On what she would say to her twentysomething self. “Just say no. Drugs and alcohol will rob you of your present, keep you a prisoner of your past and hold you hostage, blocking any real future. Addiction will be your darkest demon, but it will ultimately save your life. Your sobriety at age 25 will become the cornerstone of building your self-esteem and discovering who you truly are and want to be.”

JIM CARREY

“I’m very serious about no alcohol, no drugs. Life is too beautiful.”

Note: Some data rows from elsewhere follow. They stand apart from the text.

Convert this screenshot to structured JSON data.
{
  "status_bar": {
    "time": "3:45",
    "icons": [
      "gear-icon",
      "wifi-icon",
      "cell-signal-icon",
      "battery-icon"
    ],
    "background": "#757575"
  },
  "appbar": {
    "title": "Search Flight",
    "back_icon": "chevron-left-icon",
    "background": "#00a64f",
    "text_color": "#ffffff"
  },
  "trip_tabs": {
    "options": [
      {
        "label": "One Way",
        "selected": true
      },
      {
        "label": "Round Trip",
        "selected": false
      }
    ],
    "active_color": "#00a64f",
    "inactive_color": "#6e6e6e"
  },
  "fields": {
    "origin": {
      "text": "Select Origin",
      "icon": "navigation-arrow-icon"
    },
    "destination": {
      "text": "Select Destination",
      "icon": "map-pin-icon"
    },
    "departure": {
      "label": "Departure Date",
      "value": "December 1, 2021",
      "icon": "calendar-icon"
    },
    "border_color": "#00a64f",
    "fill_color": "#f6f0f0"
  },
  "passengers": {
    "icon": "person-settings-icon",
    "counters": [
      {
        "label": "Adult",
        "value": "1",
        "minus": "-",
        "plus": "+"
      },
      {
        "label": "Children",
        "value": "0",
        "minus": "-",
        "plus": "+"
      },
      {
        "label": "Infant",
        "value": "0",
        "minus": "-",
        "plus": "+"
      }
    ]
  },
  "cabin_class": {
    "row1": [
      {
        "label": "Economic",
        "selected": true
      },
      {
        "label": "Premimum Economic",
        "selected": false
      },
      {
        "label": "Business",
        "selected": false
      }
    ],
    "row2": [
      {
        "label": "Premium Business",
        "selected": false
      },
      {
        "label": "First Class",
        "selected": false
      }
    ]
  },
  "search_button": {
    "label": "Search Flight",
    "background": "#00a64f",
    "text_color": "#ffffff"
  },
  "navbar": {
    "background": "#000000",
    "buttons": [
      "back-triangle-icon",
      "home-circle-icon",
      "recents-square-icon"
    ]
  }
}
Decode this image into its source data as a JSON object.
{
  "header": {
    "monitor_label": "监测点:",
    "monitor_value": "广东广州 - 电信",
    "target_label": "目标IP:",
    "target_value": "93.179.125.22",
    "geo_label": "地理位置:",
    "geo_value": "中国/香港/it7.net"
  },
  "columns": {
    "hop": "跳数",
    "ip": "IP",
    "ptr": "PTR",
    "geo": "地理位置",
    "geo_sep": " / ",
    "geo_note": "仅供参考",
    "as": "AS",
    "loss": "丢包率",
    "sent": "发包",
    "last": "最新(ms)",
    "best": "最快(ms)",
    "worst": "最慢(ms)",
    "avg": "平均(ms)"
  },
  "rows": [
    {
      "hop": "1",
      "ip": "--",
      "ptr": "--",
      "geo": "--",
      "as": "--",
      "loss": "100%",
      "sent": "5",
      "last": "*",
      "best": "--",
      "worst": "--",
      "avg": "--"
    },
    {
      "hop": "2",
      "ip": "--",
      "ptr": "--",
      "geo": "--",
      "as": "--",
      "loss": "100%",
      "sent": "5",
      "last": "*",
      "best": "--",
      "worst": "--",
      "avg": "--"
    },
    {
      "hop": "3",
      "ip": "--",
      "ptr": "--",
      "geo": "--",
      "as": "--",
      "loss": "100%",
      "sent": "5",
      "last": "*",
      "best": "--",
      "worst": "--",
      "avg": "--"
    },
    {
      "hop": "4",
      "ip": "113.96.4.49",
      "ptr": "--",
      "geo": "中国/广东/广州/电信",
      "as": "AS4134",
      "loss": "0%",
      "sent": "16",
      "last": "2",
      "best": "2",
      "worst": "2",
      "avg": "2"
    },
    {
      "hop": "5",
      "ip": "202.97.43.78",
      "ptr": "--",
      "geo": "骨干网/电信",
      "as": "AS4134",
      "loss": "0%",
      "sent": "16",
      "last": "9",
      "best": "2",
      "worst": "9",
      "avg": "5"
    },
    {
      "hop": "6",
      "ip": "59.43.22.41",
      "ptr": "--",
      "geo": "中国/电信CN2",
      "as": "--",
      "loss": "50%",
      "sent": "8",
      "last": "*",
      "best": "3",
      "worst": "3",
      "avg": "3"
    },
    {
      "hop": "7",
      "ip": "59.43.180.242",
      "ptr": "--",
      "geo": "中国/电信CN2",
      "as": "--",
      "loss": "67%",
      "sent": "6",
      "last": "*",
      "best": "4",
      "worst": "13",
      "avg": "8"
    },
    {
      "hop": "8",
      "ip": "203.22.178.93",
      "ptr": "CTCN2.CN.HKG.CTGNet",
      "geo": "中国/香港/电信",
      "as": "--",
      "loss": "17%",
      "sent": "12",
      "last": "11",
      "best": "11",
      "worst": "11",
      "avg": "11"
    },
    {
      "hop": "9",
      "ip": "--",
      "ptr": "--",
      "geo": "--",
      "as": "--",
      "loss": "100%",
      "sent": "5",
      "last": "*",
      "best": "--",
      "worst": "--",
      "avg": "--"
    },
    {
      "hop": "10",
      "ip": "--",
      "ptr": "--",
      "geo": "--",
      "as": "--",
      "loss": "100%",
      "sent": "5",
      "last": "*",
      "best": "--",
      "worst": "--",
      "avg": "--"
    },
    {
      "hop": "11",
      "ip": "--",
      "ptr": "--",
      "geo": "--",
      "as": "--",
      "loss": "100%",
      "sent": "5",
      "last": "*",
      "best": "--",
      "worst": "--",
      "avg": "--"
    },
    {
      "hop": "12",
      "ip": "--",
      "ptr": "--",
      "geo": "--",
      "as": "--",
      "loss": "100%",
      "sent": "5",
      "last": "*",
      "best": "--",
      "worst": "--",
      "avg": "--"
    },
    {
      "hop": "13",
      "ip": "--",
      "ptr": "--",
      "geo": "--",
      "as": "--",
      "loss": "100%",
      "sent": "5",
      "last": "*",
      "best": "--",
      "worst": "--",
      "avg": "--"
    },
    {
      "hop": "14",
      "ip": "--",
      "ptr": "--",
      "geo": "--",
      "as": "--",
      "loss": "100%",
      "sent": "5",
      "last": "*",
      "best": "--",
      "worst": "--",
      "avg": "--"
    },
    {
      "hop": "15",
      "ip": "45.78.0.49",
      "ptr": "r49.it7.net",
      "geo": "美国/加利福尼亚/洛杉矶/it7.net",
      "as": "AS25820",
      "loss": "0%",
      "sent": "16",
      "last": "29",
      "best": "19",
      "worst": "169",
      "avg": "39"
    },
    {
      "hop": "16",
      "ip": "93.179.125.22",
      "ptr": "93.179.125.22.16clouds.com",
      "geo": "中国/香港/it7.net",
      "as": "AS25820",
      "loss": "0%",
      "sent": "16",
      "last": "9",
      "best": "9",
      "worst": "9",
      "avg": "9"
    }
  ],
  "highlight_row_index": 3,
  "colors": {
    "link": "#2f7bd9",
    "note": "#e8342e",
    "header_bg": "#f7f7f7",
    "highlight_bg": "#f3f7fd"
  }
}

KRISTIN DAVIS, Charlotte from Sex and the City

Became teetotal aged 22. “I really didn’t think I would pass 30. I don’t know why or whatever, I just didn’t. That’s a very weird thing to say, I’m sorry. I don’t know. Maybe it’s because I was drinking so much as a youth. I drank a lot when I was a teenager and I don’t drink any more, because that’s when I thought, you know, I’m gonna end up a car wreck. I just had a fatalistic view of the whole situation at that point. I just realized that drinking was counterproductive to what I was trying to do.”

EWAN MCGREGOR

“It just wasn’t so much fun any more. So I decided to stop. It wasn’t that big a deal. I mean, it’s not an easy thing to do, especially here – the culture is so wrapped up in alcohol and drinking – but it was just one too many things in my life. I was a husband, a father, and I was a drinker. And the one I was willing to let go was the drinking. So I just did that and it made everything else much easier. My life is much better for it. I don’t miss it.’

LANA DEL REY

“I would drink every day. I would drink alone….Until it wasn’t working for me anymore. Thinking about not drinking forever was very scary, but once I did it wasn’t hard anymore because I had all of these miracles happen that let me know I was on exactly the right path.”